The decision to cover-up inappropriate actions, rather than disclosing them created two problems: for both Nixon and Tressel it generated an air of suspicion and led to discovery of a pattern of abuse.

We now know that Nixon’s motivation to cover up the Watergate burglary was his knowledge of (and participation in) a pattern of immoral, unconstitutional and often-illegal actions that had been standard operating practice in his administration. Nixon knew that once the dam of collusion began to leak, a gusher of deceitful information would certainly drown his presidency. We don’t yet know all the facts that motivated Tressel to embark on the cover up, but we can surmise that, at the very least, it was done, ironically, to protect his carefully crafted, pristine reputation for demanding high ethics from his coaches and players. While Tressel has claimed he went into cover-up mode to “protect his players,” it does not take much cynicism to conclude that his real reason was to keep the players eligible in order to protect his winning record and possibly to hide other abuses; only time will tell.

So, what can we learn from these actions and the results they generated?

Well, we could draw the conclusion that if we are going to avoid falling into a pattern of activity that could ruin our reputation and future, we need to have a better plan for cover up than Nixon and Tressel had. But of course there is a better approach and one much more likely to promote success.

It may seem simplistic, and I guess it is, but the only way not to fall into the trap that ensnared Nixon, Tressel and scores of others is to assume that all decisions you make and all actions you take will become public knowledge.

If, when Tressel first became aware that players were systematically violating NCAA rules and before he decided to warn the player’s representatives and cover up the activity, he he should have asked himself, “What will this look like if my actions become public?” He may have lost a few football games by coming clean, but his job and reputation would today be intact. (That is unless like Nixon he knew of other activities would make the situation even worse.)

Admittedly, when Tressel learned his players were violating NCAA rules (even if stupid rules) it would have been difficult to turn in his players knowing they would lose eligibility and possibly impact the rest of their lives. It may be that Tressel was simply trying to protect the players, but by failing to consider the impact of this action becoming public, he made the problem much worse than it would have been.

We don’t have to be president or a big-time football coach to gain the benefits of a philosophy that assumes any and all our actions will become public. If you travel for a company and assume that each and every expense report you complete will be closely audited, there is little chance you will ever be questioned.

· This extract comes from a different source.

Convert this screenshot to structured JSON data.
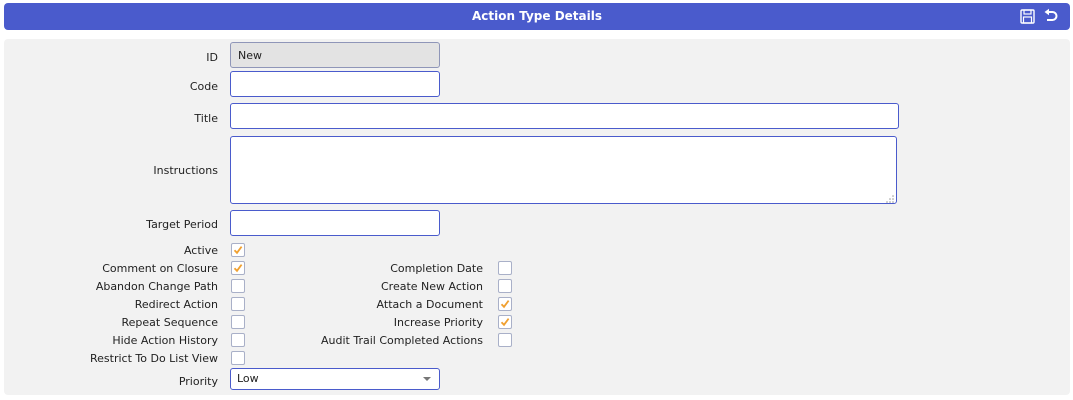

If you serve on the board of a company and operate on the basis that every decision made and every action taken will ultimately become public, then there will never be a temptation to engage in a cover-up.

This philosophy is more than complying with the “letter of the law,” it means complying with the “spirit of the law.” How many times have CEOs, companies and boards of directors found themselves in trouble for attempting to comply with the laws of disclosure, but in reality covering up the intent of what they were trying to do?

The simple point is that if you ever find yourself in a position where you have to attempt to cover your tracks, then it is obvious that you have taken the wrong track. And while there may not be a Woodward or Bernstein, or some other media or government watchdog who follows the scent of your misfeasance, you would do well to act as if there could be.

And the Moral of the Story …

If, whenever you are presented with a decision or action to be taken, you always ask yourself, “What will this look like if it becomes public?” then there will never be a need to have to consider a “cover up strategy.”

That does not mean that you will not have to make difficult decisions and it won’t protect you from being criticized or from making the wrong decision, but it will protect your credibility and your ability to make other decisions in the future. And best of all, you’ll never have to lie when you say, “I am not a crook.”